Each key on the monkey’s typewriter corresponds to a 32-bit number.
KEY # 1 = ‘a’ or ‘00000′
KEY # 2 = ‘b’ or ‘00001′
KEY # 3 = ‘c’ or ‘00010′
etc. etc. etc. up until
KEY # 32 = SPACE or ‘11111′
Let’s take the genome:
‘0101100111101010100101010101011110000101′
We can divide it in to 5-bit segments:
‘01011 00111 10101 01001 01010 10101 11100 00101′
This translates to decimal:
‘11,7,21,9,10,21,28,5′
Which translates to a typing sequence of key #’s:
12,8,22,10,11,22,29,6
And which translates to the phrase:
lguiju;f
So now, we have a monkey somewhat like Jack Torrence in The Shining, only instead of “All work and no play make Jack a dull boy,” we have a monkey that types pages and pages of “lguiju;flguiju;flguiju;flguiju;flguiju;f. . . ”
For us to get “To be or not to be: That is the question:” out of the monkey, we’ll need a longer genome — a 210-bit character one.
For example:
“1000000111101110000000101000000110000111010110010001000000
000101011000010110100000011110110101111100101101000010000001
01010111001001110010011000111011001010111110101010011000111011
101001110011111001100000110001″
or:
16, 7, 23, 0, 5, 0, 12, 7, 11, 4, 8, 0, 10, 24, 11, 8, 3, 27, 11, 28, 22, 16, 16, 5, 11, 18, 14, 9, 17, 27, 5, 15, 21, 9, 17, 27, 20, 28, 31, 6, 1, 17
or:
“qhxafamhleiakylid:l;wqqflsojr:fpvjr:u; gbr”
Suppose we have a group of 5 monkeys, with the following DNA sequences (expressed as a character string for simplification).
1. “,:drxkaitxsdp: f?ynjasqosupchujk,, rizhg:r”
2. “cklavicmemt :bbkyyn fjgd?y?k?dl’goyponko’a”
3. “lt;wv hmstx,cxy ‘,mo;vwwpbqkuibuhq;f’q'ow”
4. “zqayapqfiszwrh ?isye: ghg:mllowx’zc’uyadly”

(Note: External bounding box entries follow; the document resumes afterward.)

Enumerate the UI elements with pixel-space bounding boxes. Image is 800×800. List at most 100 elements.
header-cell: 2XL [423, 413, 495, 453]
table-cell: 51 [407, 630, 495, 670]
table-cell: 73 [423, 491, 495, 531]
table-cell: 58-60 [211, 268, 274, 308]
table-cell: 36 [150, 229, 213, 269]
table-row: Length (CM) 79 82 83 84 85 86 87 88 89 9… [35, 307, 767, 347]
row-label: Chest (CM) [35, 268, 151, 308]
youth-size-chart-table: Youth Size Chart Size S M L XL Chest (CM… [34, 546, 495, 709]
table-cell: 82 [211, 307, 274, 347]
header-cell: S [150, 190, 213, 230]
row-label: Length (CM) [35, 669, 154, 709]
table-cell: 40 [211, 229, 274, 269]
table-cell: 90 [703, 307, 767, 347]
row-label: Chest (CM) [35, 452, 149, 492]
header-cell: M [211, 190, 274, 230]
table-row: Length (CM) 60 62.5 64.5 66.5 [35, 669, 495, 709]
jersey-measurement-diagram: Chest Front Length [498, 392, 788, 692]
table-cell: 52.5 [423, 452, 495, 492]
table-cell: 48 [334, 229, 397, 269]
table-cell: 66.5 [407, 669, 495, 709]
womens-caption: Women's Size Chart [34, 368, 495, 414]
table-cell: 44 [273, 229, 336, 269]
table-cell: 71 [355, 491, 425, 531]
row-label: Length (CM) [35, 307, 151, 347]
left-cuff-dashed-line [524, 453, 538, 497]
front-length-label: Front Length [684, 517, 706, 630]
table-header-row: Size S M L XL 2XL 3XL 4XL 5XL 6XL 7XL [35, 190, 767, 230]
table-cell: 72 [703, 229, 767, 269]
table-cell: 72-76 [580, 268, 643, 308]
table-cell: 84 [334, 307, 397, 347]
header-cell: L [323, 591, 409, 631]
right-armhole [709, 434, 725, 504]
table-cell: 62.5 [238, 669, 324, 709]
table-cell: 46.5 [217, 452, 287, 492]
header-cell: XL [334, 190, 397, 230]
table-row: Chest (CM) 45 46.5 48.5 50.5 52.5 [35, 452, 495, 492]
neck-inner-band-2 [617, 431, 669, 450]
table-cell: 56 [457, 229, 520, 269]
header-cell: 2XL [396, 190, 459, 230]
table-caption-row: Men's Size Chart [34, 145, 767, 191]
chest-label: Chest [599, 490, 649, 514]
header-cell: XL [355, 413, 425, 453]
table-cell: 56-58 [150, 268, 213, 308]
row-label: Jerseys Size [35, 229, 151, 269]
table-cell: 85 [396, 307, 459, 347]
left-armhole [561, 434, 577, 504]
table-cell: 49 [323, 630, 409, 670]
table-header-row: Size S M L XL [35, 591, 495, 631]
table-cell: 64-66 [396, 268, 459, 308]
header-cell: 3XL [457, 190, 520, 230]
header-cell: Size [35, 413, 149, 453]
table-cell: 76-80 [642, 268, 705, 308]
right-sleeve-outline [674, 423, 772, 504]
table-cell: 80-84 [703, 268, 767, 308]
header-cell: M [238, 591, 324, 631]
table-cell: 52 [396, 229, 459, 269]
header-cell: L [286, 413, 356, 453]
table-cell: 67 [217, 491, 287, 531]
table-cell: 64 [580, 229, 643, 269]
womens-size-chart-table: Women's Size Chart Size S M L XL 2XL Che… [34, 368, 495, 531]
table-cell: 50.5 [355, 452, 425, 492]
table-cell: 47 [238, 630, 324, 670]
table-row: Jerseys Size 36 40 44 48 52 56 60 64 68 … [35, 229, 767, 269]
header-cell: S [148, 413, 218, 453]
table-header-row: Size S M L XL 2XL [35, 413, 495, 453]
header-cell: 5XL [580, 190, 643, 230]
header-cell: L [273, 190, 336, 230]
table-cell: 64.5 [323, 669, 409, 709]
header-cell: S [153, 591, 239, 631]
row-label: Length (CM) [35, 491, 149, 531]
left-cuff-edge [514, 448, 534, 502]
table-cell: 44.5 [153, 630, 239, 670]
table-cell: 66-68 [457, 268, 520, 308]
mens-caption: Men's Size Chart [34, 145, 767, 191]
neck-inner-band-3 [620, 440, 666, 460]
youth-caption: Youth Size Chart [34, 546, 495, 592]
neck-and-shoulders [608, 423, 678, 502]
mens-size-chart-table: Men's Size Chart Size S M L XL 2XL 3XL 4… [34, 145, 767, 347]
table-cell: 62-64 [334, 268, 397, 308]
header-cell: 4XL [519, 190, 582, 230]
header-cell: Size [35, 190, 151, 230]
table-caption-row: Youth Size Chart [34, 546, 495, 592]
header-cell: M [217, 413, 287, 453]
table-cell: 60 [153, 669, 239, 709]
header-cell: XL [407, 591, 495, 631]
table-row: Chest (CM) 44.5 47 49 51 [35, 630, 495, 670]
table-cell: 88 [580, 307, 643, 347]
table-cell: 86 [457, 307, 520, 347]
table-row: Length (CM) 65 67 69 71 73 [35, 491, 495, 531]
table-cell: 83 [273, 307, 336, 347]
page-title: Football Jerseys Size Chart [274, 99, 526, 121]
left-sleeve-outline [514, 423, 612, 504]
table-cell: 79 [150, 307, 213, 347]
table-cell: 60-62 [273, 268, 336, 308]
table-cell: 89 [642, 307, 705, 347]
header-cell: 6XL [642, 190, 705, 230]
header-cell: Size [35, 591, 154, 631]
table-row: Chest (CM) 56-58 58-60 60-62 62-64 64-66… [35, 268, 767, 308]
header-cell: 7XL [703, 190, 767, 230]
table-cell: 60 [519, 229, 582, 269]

5. “ielcm,sc dnzm,ngeuviu:lu;zo ojxwpizvk;adqe”
Reproduction
Each monkey’s fitness is the # of characters in their DNA that match “To be, or not to be: That is the question:”
1. Fitness = 0
2. Fitness = 1
3. Fitness = 2
4. Fitness = 0
5. Fitness = 2Total Fitness = 5
1. % of Total Fitness = 0%
2. % of Total Fitness = 20%
3. % of Total Fitness = 40%
4. % of Total Fitness = 0%
5. % of Total Fitness = 40%
Next, we will select parent monkeys for breeding. Each monkey’s chance at being selected is equal to their % of Total Fitness. In this case, it’s as if we spun a roulette wheel with these possible outcomes: 2,3,3,5,5 (since Monkeys 1 and 3 scored a zero,
they are not eligible for reproduction). Let’s assume we randomly select monkeys #3 and #5 to be our first parents.
Crossover
Next we pick a random point in the chromosone string for crossover. For a true genetic algorithm, we would revisit our 210-bit representation of the genome, but for our purposes, we’ll just pick a # between 2 and 41 and deal with the character string. Let’s say we pick 18. For our new monkey, we take the first 18 characters of Monkey #3 DNA:
lt;wv hmstx,cxy
and the last 24 characters of Monkey #5 DNA:
viu:lu;zo ojxwpizvk;adqe
Our new DNA is:
“lt;wv hmstx,cxy ‘viu:lu;zo ojxwpizvk;adqe”
Mutation
We’re not done, however. Let’s assume there is a 2% chance of genetic mutation on any given chromosone in the newly born monkey’s DNA and chromosone #8 changes to an “e”. Our final DNA:
“lt;wv emstx,cxy ‘viu:lu;zo ojxwpizvk;adqe”
Well, we haven’t gotten “to be or not to be. . .” yet, but we do have a newly born monkey with a fitness of 2. If we increase the monkey population size from 5 to 100, and iterate the process over several hundred generations, we will most likely find a monkey with a DNA string of “to be, or not to be: that is the question:”.
Now, what we need is a zoo of monkey families, all working on different parts of Hamlet at the same time — a distributed network of evolutionary typing monkeys. . .
wherefore art thou done in shockwave?
Heh. You might also get a kick out of this: http://www.jdband.com/music-6.html
The funny thing is, Josh and I were classmates in college!